Yunanistan’a gidip geldiğini biliyorum. Bazen Yunanlılar, nüfuslarına geçirmek istiyorlar. Geçirseler ne olacak, yüzüne bakınca “Türk” olduğu belli oluyor.
Bizim ülkemizde kahve yetişmiyor. Biz nereden, nasıl böyle bir marka yarattık? Nedir bu “Türk Kahvesi?”
Bir kere, Türkiye’de yetiştirilen bir kahvenin adı değil bu.

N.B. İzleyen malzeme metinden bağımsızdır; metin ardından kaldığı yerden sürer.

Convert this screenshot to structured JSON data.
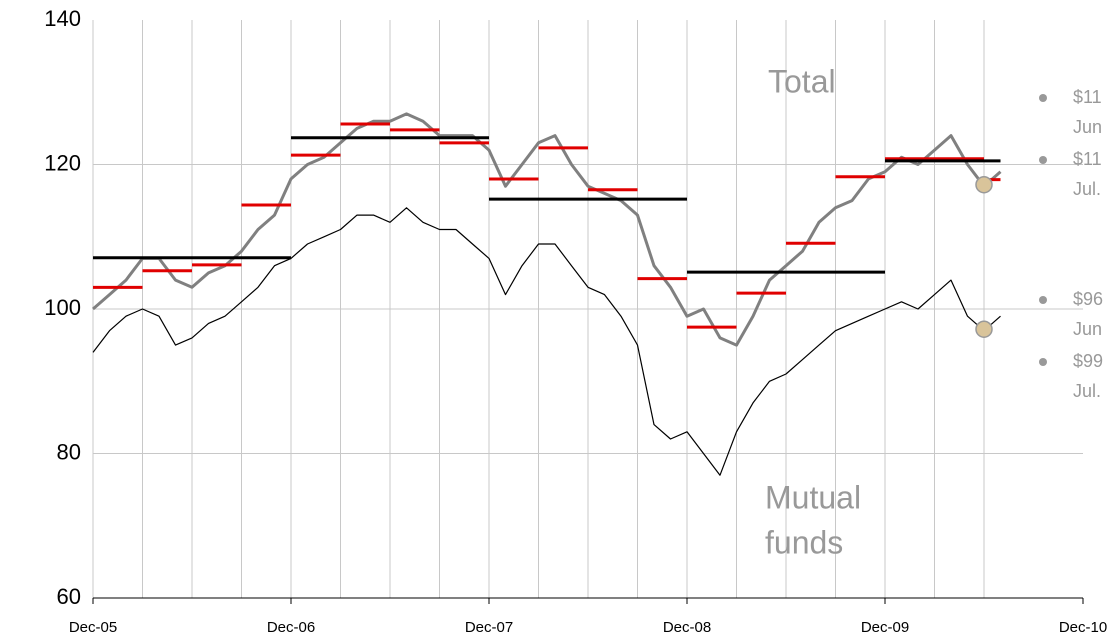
{
  "chart_data": {
    "type": "line",
    "xlim": [
      "Dec-05",
      "Dec-10"
    ],
    "xticks": [
      "Dec-05",
      "Dec-06",
      "Dec-07",
      "Dec-08",
      "Dec-09",
      "Dec-10"
    ],
    "ylim": [
      60,
      140
    ],
    "yticks": [
      60,
      80,
      100,
      120,
      140
    ],
    "grid": true,
    "x": [
      "Dec-05",
      "Jan-06",
      "Feb-06",
      "Mar-06",
      "Apr-06",
      "May-06",
      "Jun-06",
      "Jul-06",
      "Aug-06",
      "Sep-06",
      "Oct-06",
      "Nov-06",
      "Dec-06",
      "Jan-07",
      "Feb-07",
      "Mar-07",
      "Apr-07",
      "May-07",
      "Jun-07",
      "Jul-07",
      "Aug-07",
      "Sep-07",
      "Oct-07",
      "Nov-07",
      "Dec-07",
      "Jan-08",
      "Feb-08",
      "Mar-08",
      "Apr-08",
      "May-08",
      "Jun-08",
      "Jul-08",
      "Aug-08",
      "Sep-08",
      "Oct-08",
      "Nov-08",
      "Dec-08",
      "Jan-09",
      "Feb-09",
      "Mar-09",
      "Apr-09",
      "May-09",
      "Jun-09",
      "Jul-09",
      "Aug-09",
      "Sep-09",
      "Oct-09",
      "Nov-09",
      "Dec-09",
      "Jan-10",
      "Feb-10",
      "Mar-10",
      "Apr-10",
      "May-10",
      "Jun-10",
      "Jul-10"
    ],
    "series": [
      {
        "color": "#808080",
        "width": 3,
        "values": [
          100,
          102,
          104,
          107,
          107,
          104,
          103,
          105,
          106,
          108,
          111,
          113,
          118,
          120,
          121,
          123,
          125,
          126,
          126,
          127,
          126,
          124,
          124,
          124,
          122,
          117,
          120,
          123,
          124,
          120,
          117,
          116,
          115,
          113,
          106,
          103,
          99,
          100,
          96,
          95,
          99,
          104,
          106,
          108,
          112,
          114,
          115,
          118,
          119,
          121,
          120,
          122,
          124,
          120,
          117,
          119
        ]
      },
      {
        "color": "#000000",
        "width": 1.2,
        "values": [
          94,
          97,
          99,
          100,
          99,
          95,
          96,
          98,
          99,
          101,
          103,
          106,
          107,
          109,
          110,
          111,
          113,
          113,
          112,
          114,
          112,
          111,
          111,
          109,
          107,
          102,
          106,
          109,
          109,
          106,
          103,
          102,
          99,
          95,
          84,
          82,
          83,
          80,
          77,
          83,
          87,
          90,
          91,
          93,
          95,
          97,
          98,
          99,
          100,
          101,
          100,
          102,
          104,
          99,
          97,
          99
        ]
      }
    ],
    "quarterly_averages": {
      "color": "#e00000",
      "start": [
        "Dec-05",
        "Mar-06",
        "Jun-06",
        "Sep-06",
        "Dec-06",
        "Mar-07",
        "Jun-07",
        "Sep-07",
        "Dec-07",
        "Mar-08",
        "Jun-08",
        "Sep-08",
        "Dec-08",
        "Mar-09",
        "Jun-09",
        "Sep-09",
        "Dec-09",
        "Mar-10",
        "Jun-10"
      ],
      "end": [
        "Mar-06",
        "Jun-06",
        "Sep-06",
        "Dec-06",
        "Mar-07",
        "Jun-07",
        "Sep-07",
        "Dec-07",
        "Mar-08",
        "Jun-08",
        "Sep-08",
        "Dec-08",
        "Mar-09",
        "Jun-09",
        "Sep-09",
        "Dec-09",
        "Mar-10",
        "Jun-10",
        "Jul-10"
      ],
      "values": [
        103.0,
        105.3,
        106.1,
        114.4,
        121.3,
        125.6,
        124.8,
        123.0,
        118.0,
        122.3,
        116.5,
        104.2,
        97.5,
        102.2,
        109.1,
        118.3,
        120.8,
        120.8,
        117.9
      ]
    },
    "annual_averages": {
      "color": "#000000",
      "start": [
        "Dec-05",
        "Dec-06",
        "Dec-07",
        "Dec-08",
        "Dec-09"
      ],
      "end": [
        "Dec-06",
        "Dec-07",
        "Dec-08",
        "Dec-09",
        "Jul-10"
      ],
      "values": [
        107.1,
        123.7,
        115.2,
        105.1,
        120.5
      ]
    },
    "markers": {
      "color": "#d9c49a",
      "x": [
        "Jun-10",
        "Jun-10"
      ],
      "values": [
        117.2,
        97.2
      ]
    },
    "annotations": {
      "total": "Total",
      "mutual_funds": [
        "Mutual",
        "funds"
      ]
    },
    "side_notes": [
      [
        "$11",
        "Jun"
      ],
      [
        "$11",
        "Jul."
      ],
      [
        "$96",
        "Jun"
      ],
      [
        "$99",
        "Jul."
      ]
    ]
  }
}
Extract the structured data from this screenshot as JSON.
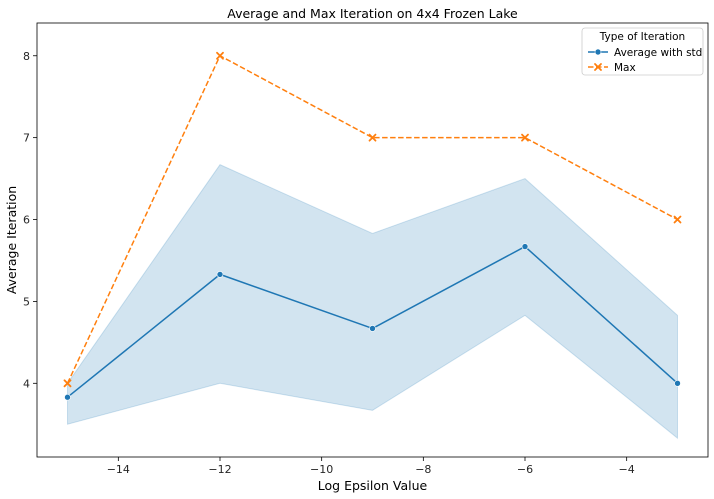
{
  "chart_data": {
    "type": "line",
    "title": "Average and Max Iteration on 4x4 Frozen Lake",
    "xlabel": "Log Epsilon Value",
    "ylabel": "Average Iteration",
    "xlim": [
      -15.6,
      -2.4
    ],
    "ylim": [
      3.1,
      8.4
    ],
    "xticks": [
      -14,
      -12,
      -10,
      -8,
      -6,
      -4
    ],
    "xtick_labels": [
      "−14",
      "−12",
      "−10",
      "−8",
      "−6",
      "−4"
    ],
    "yticks": [
      4,
      5,
      6,
      7,
      8
    ],
    "ytick_labels": [
      "4",
      "5",
      "6",
      "7",
      "8"
    ],
    "grid": false,
    "legend": {
      "title": "Type of Iteration",
      "position": "top-right",
      "entries": [
        "Average with std",
        "Max"
      ]
    },
    "x": [
      -15,
      -12,
      -9,
      -6,
      -3
    ],
    "series": [
      {
        "name": "Average with std",
        "values": [
          3.83,
          5.33,
          4.67,
          5.67,
          4.0
        ],
        "band_lower": [
          3.5,
          4.0,
          3.67,
          4.83,
          3.33
        ],
        "band_upper": [
          4.0,
          6.67,
          5.83,
          6.5,
          4.83
        ],
        "color": "#1f77b4",
        "marker": "circle",
        "linestyle": "solid"
      },
      {
        "name": "Max",
        "values": [
          4.0,
          8.0,
          7.0,
          7.0,
          6.0
        ],
        "color": "#ff7f0e",
        "marker": "x",
        "linestyle": "dashed"
      }
    ]
  }
}
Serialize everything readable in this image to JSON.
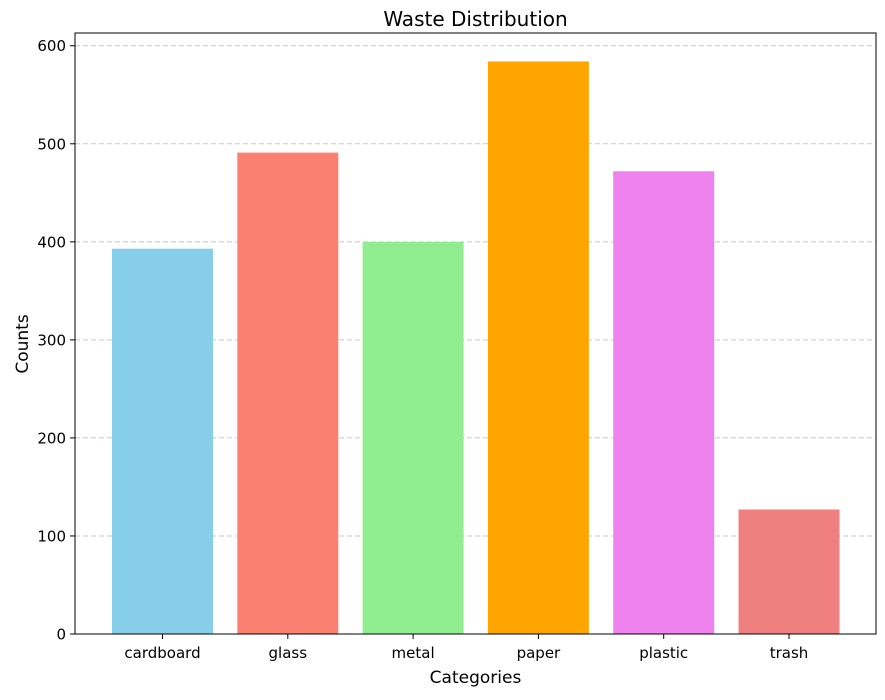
{
  "chart_data": {
    "type": "bar",
    "title": "Waste Distribution",
    "xlabel": "Categories",
    "ylabel": "Counts",
    "categories": [
      "cardboard",
      "glass",
      "metal",
      "paper",
      "plastic",
      "trash"
    ],
    "values": [
      393,
      491,
      400,
      584,
      472,
      127
    ],
    "colors": [
      "#87ceeb",
      "#fa8072",
      "#90ee90",
      "#ffa500",
      "#ee82ee",
      "#f08080"
    ],
    "ylim": [
      0,
      613
    ],
    "yticks": [
      0,
      100,
      200,
      300,
      400,
      500,
      600
    ],
    "grid": {
      "axis": "y",
      "style": "dashed",
      "color": "#c8c8c8"
    }
  }
}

Biz Türkler, zaman içinde kahve pişirmeyi ve içmeyi bir kültüre dönüştürmüşüz. Kahve kavurma, öğütme ve pişirme yöntemleriyle, farklı bir duruma getirmişiz her şeyi. Böylece, kahvenin keyif verici özelliği, tam olarak ortaya çıkmış. Bizim kahvemizi içen, keyiften mayışmış kalmış, huzur bulmuş. Böylece, “Türk kahvesi” diye bir marka oluşmuş. Sonrada hatırlı bir içecek olarak, “Bir fincan kahvenin kırk yıl hatırı vardır” demişiz. Sonra da; “Bir fincan kahve olsan, kırk yıl hatırı vardır” diye şarkı yapmışız. “Meşenin kütüklüsü/Kahvenin köpüklüsü” diye türküler bile yakmışız. Kimseyi hatırdan gönülden çıkarmamak için, kahve içiyoruz içiriyoruz. Dedem, nohut kahvesinden kapkara olmuştu, bize şimdilerde bir şey olmuyor.

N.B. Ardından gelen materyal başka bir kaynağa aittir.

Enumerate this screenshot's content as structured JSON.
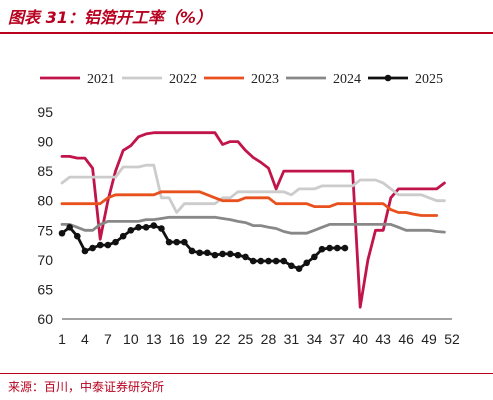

Pişirilen kahvenin sunumu ve içilmesi de bir kültürdür. Şimdilerde ayakta beslenen bir neslin “Türk Kahvesi”nin” yanında, ne kadar hatırı vardır bilmiyorum.
Unutmadan, kahveyi içtikten sonra bir de “kahve falı” diye bir şey ortaya çıkmış ki, ”kahve falına” bakan uzmanlar olduğu gibi, fala bakmanın kuralları da var.
*
Bakın, kahve ile ilgili temel bilgiler veren bir yazıda kahve nasıl pişirilirmiş.

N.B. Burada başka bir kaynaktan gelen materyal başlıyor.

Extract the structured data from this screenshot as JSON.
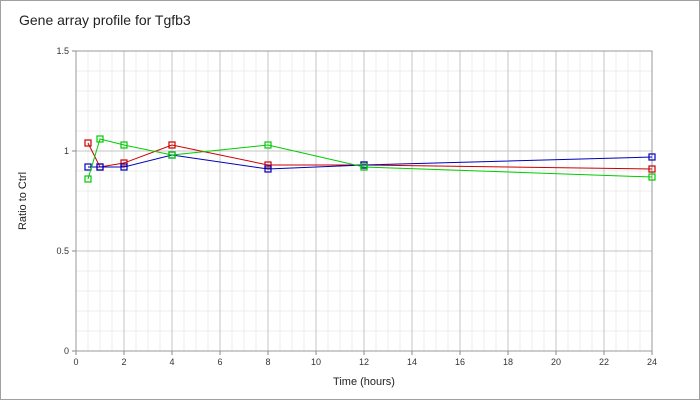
{
  "chart_data": {
    "type": "line",
    "title": "Gene array profile for Tgfb3",
    "xlabel": "Time (hours)",
    "ylabel": "Ratio to Ctrl",
    "xlim": [
      0,
      24
    ],
    "ylim": [
      0,
      1.5
    ],
    "x_ticks": [
      "0",
      "2",
      "4",
      "6",
      "8",
      "10",
      "12",
      "14",
      "16",
      "18",
      "20",
      "22",
      "24"
    ],
    "y_ticks": [
      "0",
      "0.5",
      "1",
      "1.5"
    ],
    "grid": true,
    "legend": "none",
    "series": [
      {
        "color": "#cc0000",
        "x": [
          0.5,
          1,
          2,
          4,
          8,
          12,
          24
        ],
        "y": [
          1.04,
          0.92,
          0.94,
          1.03,
          0.93,
          0.93,
          0.91
        ]
      },
      {
        "color": "#0000bb",
        "x": [
          0.5,
          1,
          2,
          4,
          8,
          12,
          24
        ],
        "y": [
          0.92,
          0.92,
          0.92,
          0.98,
          0.91,
          0.93,
          0.97
        ]
      },
      {
        "color": "#00cc00",
        "x": [
          0.5,
          1,
          2,
          4,
          8,
          12,
          24
        ],
        "y": [
          0.86,
          1.06,
          1.03,
          0.98,
          1.03,
          0.92,
          0.87
        ]
      }
    ]
  }
}
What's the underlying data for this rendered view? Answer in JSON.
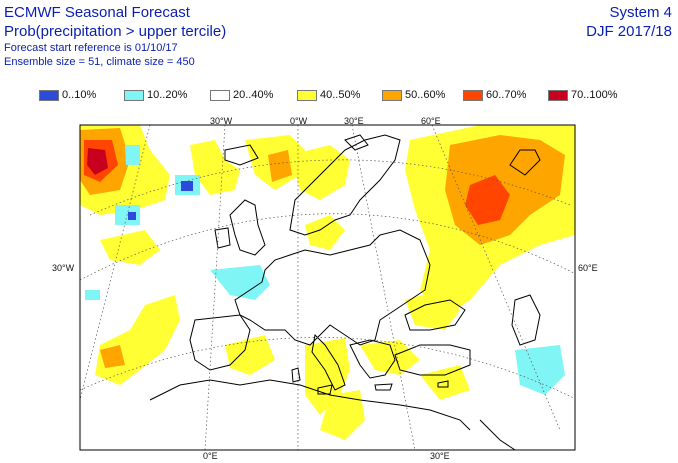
{
  "header": {
    "title": "ECMWF Seasonal Forecast",
    "subtitle": "Prob(precipitation > upper tercile)",
    "start_ref": "Forecast start reference is 01/10/17",
    "ensemble": "Ensemble size = 51, climate size = 450",
    "system": "System 4",
    "season": "DJF 2017/18"
  },
  "legend": [
    {
      "label": "0..10%",
      "color": "#2c4bdc"
    },
    {
      "label": "10..20%",
      "color": "#7ff5f5"
    },
    {
      "label": "20..40%",
      "color": "#ffffff"
    },
    {
      "label": "40..50%",
      "color": "#ffff33"
    },
    {
      "label": "50..60%",
      "color": "#ffa500"
    },
    {
      "label": "60..70%",
      "color": "#ff4500"
    },
    {
      "label": "70..100%",
      "color": "#c8001e"
    }
  ],
  "grid_labels": {
    "top": [
      "30°W",
      "0°W",
      "30°E",
      "60°E"
    ],
    "left": "30°W",
    "right": "60°E",
    "bottom": [
      "0°E",
      "30°E"
    ]
  }
}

“Tiryakiye yakışır bir kahve ağır ateşte 15-20 dakika pişirilmeli, cezve sık sık ateşe sürülüp geri çekilmelidir. Eskiden böyleydi. Her fincan kahve için bir kaşık kahve ve bir kaşık şeker günümüzde kural haline gelmiştir. Nasıl pişirilirse pişirilsin köpüksüz bir Türk kahvesi düşünülemez. Eski Türk kahvesi ise genellikle şekersiz olurdu. Bunun yerine kahve öncesinde veya sonrasında tatlı bir şey yemek veya içmek geleneği vardı. Tatlı olarak şerbet gibi içecekler alındığı gibi reçel, şekerleme veya lokum da yenirdi. Osmanlı İmparatorluğu’nun etkisindeki Yunanistan, Makedonya, Yugoslavya gibi yerlerde ve Türkiye’de kadınlar tarafından Türk kahvesi genellikle şekerli olarak alınırdı. Bu bakımdan sade, yandan çarklı, orta... Gibi isimlerle kırkı aşkın kahve pişirme şekli bulunmaktadır. Şayet kahvenin değişik ve güzel bir koku taşıması isteniyorsa fincanların dibine yerleştirilen bir mahfaza içine kokulu maddeden bir parça konulurdu. En çok yasemin, amber, karanfil ve kakula kullanılırdı.” (Alıntıdır)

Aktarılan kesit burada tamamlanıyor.